Destiny of the Soldiers – Fianna Fáil, Irish Republicanism and the IRA, 1926–1973 PDF Author: Donnacha Ó Beacháin
Publisher: Gill & Macmillan Ltd
ISBN: 0717151662
Category : History
Languages : en
Pages : 941

Book Description
Incisive, engaging and thought-provoking, Destiny of the Soldiers charts Fianna Fáil's political and ideological evolution from its revolutionary origins through extended periods in office. Fianna Fáil is Ireland's largest political party and one of the most successful parties in any democracy in the world. Until recent years, it has been almost constantly in government since 1932.. This fascinating volume argues that Fianna Fáil's goals, foremost among them the reunification of the national territory as a republic, became the means to bind its members together, to gain votes, and to legitimise its role in Irish society. But the official ideological goals concealed what became merely a basic desire to rule. The balance sheet, consequently, became one of votes won or lost rather than goals achieved or postponed. Destiny of the Soldiers assesses Fianna Fáil's changing attitudes towards its parent party, Sinn Féin, and the IRA, and how these changes affected Fianna Fáil's policies towards Northern Ireland. Never forgetting its republican roots, Fianna Fáil has at times been both troubled and conflicted by them. This was especially the case in the late 1960s and early 1970s when the Northern Ireland Troubles posed a challenge for all rhetorical republicans. At that time, Fianna Fáil found itself the governing party of a state whose legitimacy it had originally rejected: the consequent tensions nearly tore it apart.
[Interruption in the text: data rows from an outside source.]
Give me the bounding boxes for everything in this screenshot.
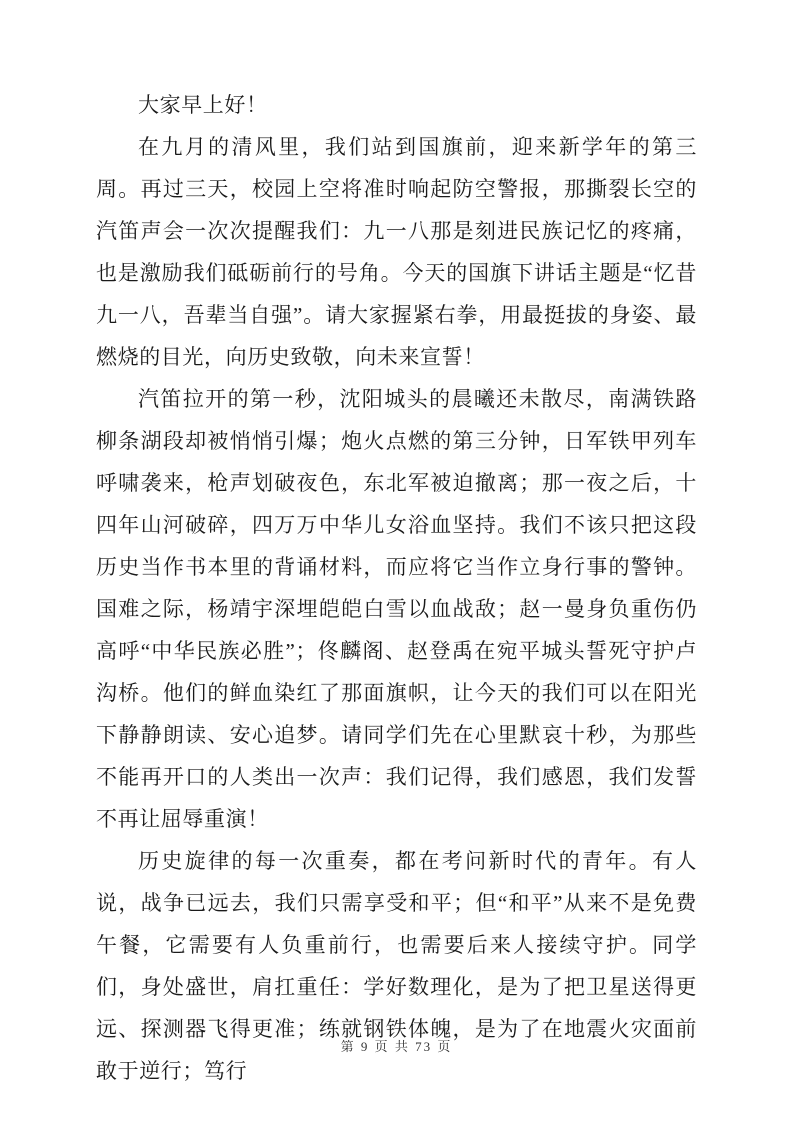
document-page: 大家早上好！ 在九月的清风里，我们站到国旗前，迎来新学年的第三周。再过三天，校园… — [0, 0, 793, 1122]
document-body: 大家早上好！ 在九月的清风里，我们站到国旗前，迎来新学年的第三周。再过三天，校园… — [96, 84, 697, 1092]
paragraph-history: 汽笛拉开的第一秒，沈阳城头的晨曦还未散尽，南满铁路柳条湖段却被悄悄引爆；炮火点燃… — [96, 378, 697, 840]
paragraph-intro: 在九月的清风里，我们站到国旗前，迎来新学年的第三周。再过三天，校园上空将准时响起… — [96, 126, 697, 378]
page-footer: 第 9 页 共 73 页 — [0, 1036, 793, 1055]
paragraph-greeting: 大家早上好！ — [96, 84, 697, 126]
page-number-text: 第 9 页 共 73 页 — [341, 1039, 453, 1054]
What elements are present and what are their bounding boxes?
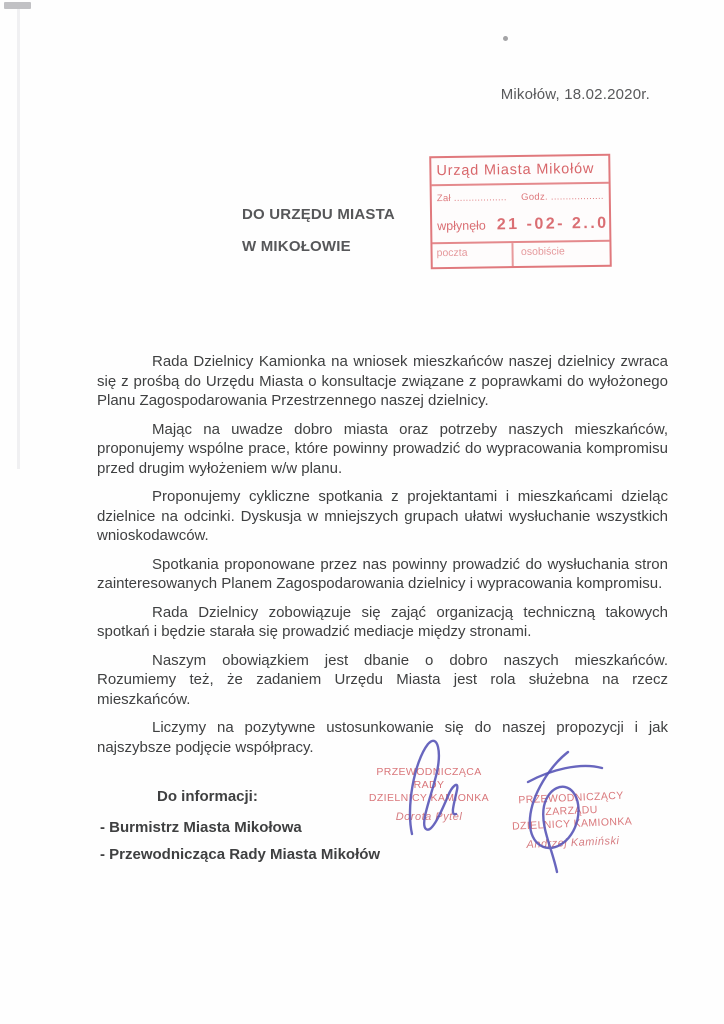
scan-edge-artifact — [17, 9, 20, 469]
handwritten-signature-left — [396, 736, 476, 838]
cc-item: - Przewodnicząca Rady Miasta Mikołów — [100, 845, 380, 864]
letter-body: Rada Dzielnicy Kamionka na wniosek miesz… — [97, 352, 668, 766]
paragraph: Rada Dzielnicy Kamionka na wniosek miesz… — [97, 352, 668, 411]
receipt-stamp-delivery-row: poczta osobiście — [432, 242, 609, 267]
scan-corner-artifact — [4, 2, 31, 9]
receipt-stamp: Urząd Miasta Mikołów Zał ...............… — [429, 154, 612, 270]
receipt-stamp-in-person-cell: osobiście — [514, 242, 610, 266]
recipient-line-2: W MIKOŁOWIE — [242, 238, 395, 255]
receipt-stamp-received-label: wpłynęło — [437, 218, 486, 233]
cc-block: Do informacji: - Burmistrz Miasta Mikoło… — [100, 788, 380, 872]
letter-date: Mikołów, 18.02.2020r. — [501, 86, 650, 103]
paragraph: Naszym obowiązkiem jest dbanie o dobro n… — [97, 651, 668, 710]
receipt-stamp-attachments-label: Zał .................. — [437, 192, 507, 204]
scan-speck-artifact — [503, 36, 508, 41]
receipt-stamp-office-name: Urząd Miasta Mikołów — [431, 156, 608, 186]
paragraph: Proponujemy cykliczne spotkania z projek… — [97, 487, 668, 546]
receipt-stamp-mail-cell: poczta — [432, 243, 514, 267]
receipt-stamp-ref-row: Zał .................. Godz. ...........… — [432, 184, 609, 210]
paragraph: Rada Dzielnicy zobowiązuje się zająć org… — [97, 603, 668, 642]
paragraph: Mając na uwadze dobro miasta oraz potrze… — [97, 420, 668, 479]
receipt-stamp-hour-label: Godz. .................. — [521, 190, 604, 202]
paragraph: Spotkania proponowane przez nas powinny … — [97, 555, 668, 594]
receipt-stamp-received-row: wpłynęło 21 -02- 2..0 — [432, 208, 609, 244]
scanned-letter-page: Mikołów, 18.02.2020r. Urząd Miasta Mikoł… — [0, 0, 724, 1024]
cc-heading: Do informacji: — [157, 788, 380, 805]
cc-item: - Burmistrz Miasta Mikołowa — [100, 818, 380, 837]
receipt-stamp-received-date: 21 -02- 2..0 — [497, 215, 609, 235]
recipient-block: DO URZĘDU MIASTA W MIKOŁOWIE — [242, 206, 395, 255]
recipient-line-1: DO URZĘDU MIASTA — [242, 206, 395, 223]
handwritten-signature-right — [510, 748, 610, 876]
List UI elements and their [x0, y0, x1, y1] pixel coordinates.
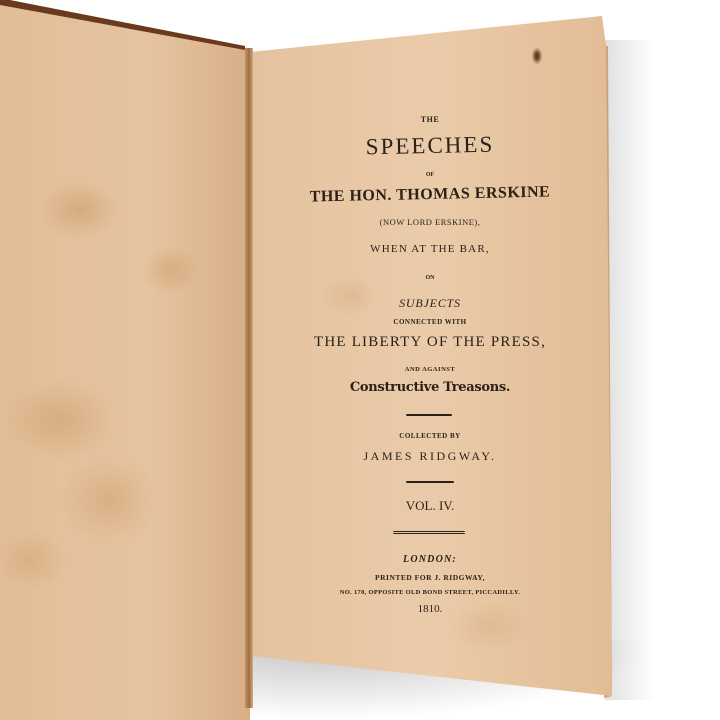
- imprint-printer: PRINTED FOR J. RIDGWAY,: [260, 573, 600, 582]
- divider-rule: [406, 414, 452, 416]
- title-and-against: AND AGAINST: [260, 366, 600, 373]
- volume-number: VOL. IV.: [260, 498, 600, 514]
- foxing-spot: [532, 48, 542, 64]
- book-gutter: [245, 48, 253, 708]
- when-at-bar: WHEN AT THE BAR,: [260, 243, 600, 255]
- imprint-address: NO. 170, OPPOSITE OLD BOND STREET, PICCA…: [260, 589, 600, 596]
- title-of: OF: [260, 172, 600, 178]
- title-connected-with: CONNECTED WITH: [260, 318, 600, 326]
- imprint-year: 1810.: [260, 603, 600, 615]
- title-subjects: SUBJECTS: [260, 296, 600, 311]
- title-on: ON: [260, 275, 600, 281]
- book-side-shadow: [605, 40, 655, 700]
- imprint-place: LONDON:: [260, 554, 600, 565]
- double-divider-rule: [393, 531, 465, 534]
- author-note: (NOW LORD ERSKINE),: [260, 217, 600, 227]
- title-constructive-treasons: Constructive Treasons.: [260, 380, 600, 395]
- editor-name: JAMES RIDGWAY.: [260, 449, 600, 464]
- collected-by: COLLECTED BY: [260, 432, 600, 440]
- book-photo: THE SPEECHES OF THE HON. THOMAS ERSKINE …: [0, 0, 720, 720]
- title-liberty-of-press: THE LIBERTY OF THE PRESS,: [260, 334, 600, 351]
- title-the: THE: [260, 115, 600, 124]
- divider-rule: [406, 481, 454, 483]
- left-blank-page: [0, 0, 250, 720]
Destiny of the Soldiers is the first survey of the party's history which focuses on these unresolved tensions. Destiny of the Soldiers: Table of Contents - Legion of the Rearguard: The revolutionary origins of Fianna Fáil, 1920–23 - Removing the straitjacket of the Republic, 1923–6 - Fianna Fáil—the Republican Party - Fianna Fáil and the Irish Free State, 1927–31 - Election Time, 1931–2 - Fianna Fáil in power, 1932–8 - Revolutionary crocodile, 1939–40 - The showdown, 1940–46 - A new republican rival, 1946–8 - Drift, 1948–59 - Approach to crisis, 1960–69 - 'The moment of truth', 1969–71 - Doomsday, 1971–3 - Conclusions: The destiny of the Soldiers

History of Ireland

History of Ireland PDF Author: Standish O'Grady
Publisher:
ISBN:
Category : Ireland
Languages : en
Pages : 492

Book Description

The Celts

The Celts PDF Author: Barry Cunliffe
Publisher: Penguin UK
ISBN: 0141937106
Category : History
Languages : en
Pages : 329

Book Description
The Celtic period was one of tremendous expansion, the last phase of European material and intellectual development before the Mediterranean world spread northwards over the Continent and linked it to modern times. Nora Chadwick's classic survey traces the rise and spread of the Celts, from their arrival in the British Isles in about the eighth century BC to the gradual transformation of their culture, initially under the Romans and later the Saxons.